When you upload, your account is temporarily linked to the rows of content you add. This is so janitors can group petitions by who makes them, undo large mistakes easily, and even leave you a brief message (like "please stop adding those clothing siblings") for your client to pick up the next time it syncs your account. After the temporary period is over, all submissions are anonymised. So, what are the privacy concerns with that? Isn't the account 'Anon'?

Privacy can be tricky. Hydrus tech is obviously far, far better than anything normal consumers use, but here I believe are the remaining barriers to pure Anonymity, assuming someone with resources was willing to put a lot of work in to attack you:

I am using the PTR as the example since that is what most people are using. If you are uploading to a server run between friends, privacy is obviously more difficult to preserve--if there are only three users, it may not be too hard to figure out who is uploading the NarutoXSonichu diaperfur content! If you are talking to a server with a small group of users, don't upload anything crazy or personally identifying unless that's the point of the server.

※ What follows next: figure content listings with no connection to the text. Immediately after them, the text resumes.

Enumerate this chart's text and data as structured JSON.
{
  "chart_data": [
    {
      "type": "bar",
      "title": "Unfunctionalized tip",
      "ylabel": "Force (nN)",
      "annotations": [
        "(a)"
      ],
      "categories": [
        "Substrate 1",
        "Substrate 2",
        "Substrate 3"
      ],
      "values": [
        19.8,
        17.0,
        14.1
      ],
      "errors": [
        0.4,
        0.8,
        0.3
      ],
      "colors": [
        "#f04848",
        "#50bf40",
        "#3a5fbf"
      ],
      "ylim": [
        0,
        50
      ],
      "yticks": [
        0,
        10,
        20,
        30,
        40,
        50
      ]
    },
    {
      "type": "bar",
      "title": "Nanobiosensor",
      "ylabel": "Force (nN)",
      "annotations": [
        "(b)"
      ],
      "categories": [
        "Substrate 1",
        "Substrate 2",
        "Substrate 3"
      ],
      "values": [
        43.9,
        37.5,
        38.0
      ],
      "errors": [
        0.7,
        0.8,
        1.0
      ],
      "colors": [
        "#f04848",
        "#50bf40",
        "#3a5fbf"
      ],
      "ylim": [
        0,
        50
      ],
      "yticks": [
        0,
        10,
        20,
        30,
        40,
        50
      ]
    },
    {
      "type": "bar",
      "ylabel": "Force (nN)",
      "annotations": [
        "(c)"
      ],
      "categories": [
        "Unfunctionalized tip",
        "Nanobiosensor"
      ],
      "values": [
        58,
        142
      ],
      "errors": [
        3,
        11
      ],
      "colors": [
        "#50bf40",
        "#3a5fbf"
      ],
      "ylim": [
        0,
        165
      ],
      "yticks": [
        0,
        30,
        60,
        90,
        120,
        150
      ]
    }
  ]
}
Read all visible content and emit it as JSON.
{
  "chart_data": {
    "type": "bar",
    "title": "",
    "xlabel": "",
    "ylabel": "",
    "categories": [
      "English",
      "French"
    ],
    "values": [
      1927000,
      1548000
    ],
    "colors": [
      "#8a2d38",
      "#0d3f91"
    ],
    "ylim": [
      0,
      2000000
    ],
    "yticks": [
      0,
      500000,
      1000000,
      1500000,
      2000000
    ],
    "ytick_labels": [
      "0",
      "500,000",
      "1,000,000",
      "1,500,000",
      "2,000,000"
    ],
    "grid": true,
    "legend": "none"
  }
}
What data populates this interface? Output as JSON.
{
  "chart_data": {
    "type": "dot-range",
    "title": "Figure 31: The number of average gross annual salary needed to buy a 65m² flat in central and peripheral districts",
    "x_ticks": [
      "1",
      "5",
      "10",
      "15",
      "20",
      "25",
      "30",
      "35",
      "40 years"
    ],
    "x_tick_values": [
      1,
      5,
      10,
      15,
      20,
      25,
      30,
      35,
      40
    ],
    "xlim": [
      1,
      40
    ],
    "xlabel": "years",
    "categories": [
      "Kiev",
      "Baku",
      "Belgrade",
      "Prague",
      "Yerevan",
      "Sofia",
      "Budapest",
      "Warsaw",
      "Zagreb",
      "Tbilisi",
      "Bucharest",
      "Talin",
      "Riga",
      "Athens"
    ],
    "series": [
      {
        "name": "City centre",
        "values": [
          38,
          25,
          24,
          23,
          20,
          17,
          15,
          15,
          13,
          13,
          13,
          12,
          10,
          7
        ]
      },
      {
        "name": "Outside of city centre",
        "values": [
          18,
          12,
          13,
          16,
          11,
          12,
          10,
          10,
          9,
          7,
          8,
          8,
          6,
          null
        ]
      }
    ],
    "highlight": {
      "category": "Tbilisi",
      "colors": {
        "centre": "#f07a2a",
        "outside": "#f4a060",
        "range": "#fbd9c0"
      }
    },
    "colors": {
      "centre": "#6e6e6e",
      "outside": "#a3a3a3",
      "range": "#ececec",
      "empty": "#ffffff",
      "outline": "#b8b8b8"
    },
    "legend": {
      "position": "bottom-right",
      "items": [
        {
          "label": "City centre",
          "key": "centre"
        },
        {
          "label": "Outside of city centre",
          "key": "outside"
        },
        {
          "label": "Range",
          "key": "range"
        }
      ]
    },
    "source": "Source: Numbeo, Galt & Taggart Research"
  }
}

account history anonymisation

As the PTR moved to multiple accounts, we talked more about the potential account cross-referencing worries. The threats are marginal today, but it may be a real problem in future. If the server database files were to ever fall into bad hands, having a years-old record of who uploaded what is not excellent. Like the AOL search leak, that data may have unpleasant rammifications, especially to an intelligent scraper in the future. This historical record is also not needed for most janitorial work.

Therefore, hydrus repositories now completely anonymise all uploads after a certain delay. It works by assigning ownership of every file, mapping, or tag sibling/parent to a special 'null' account, so all trace that your account uploaded any of it is deleted. It happens by default 90 days after the content is uploaded, but it can be more or less depending on the local admin and janitors. You can see the current 'anonymisation' period under review services.

If you are a janitor with the ability to modify accounts based on uploaded content, you will see anything old will bring up the null account. It is specially labelled, so you can't miss it. You cannot ban or otherwise alter this account. No one can actually use it.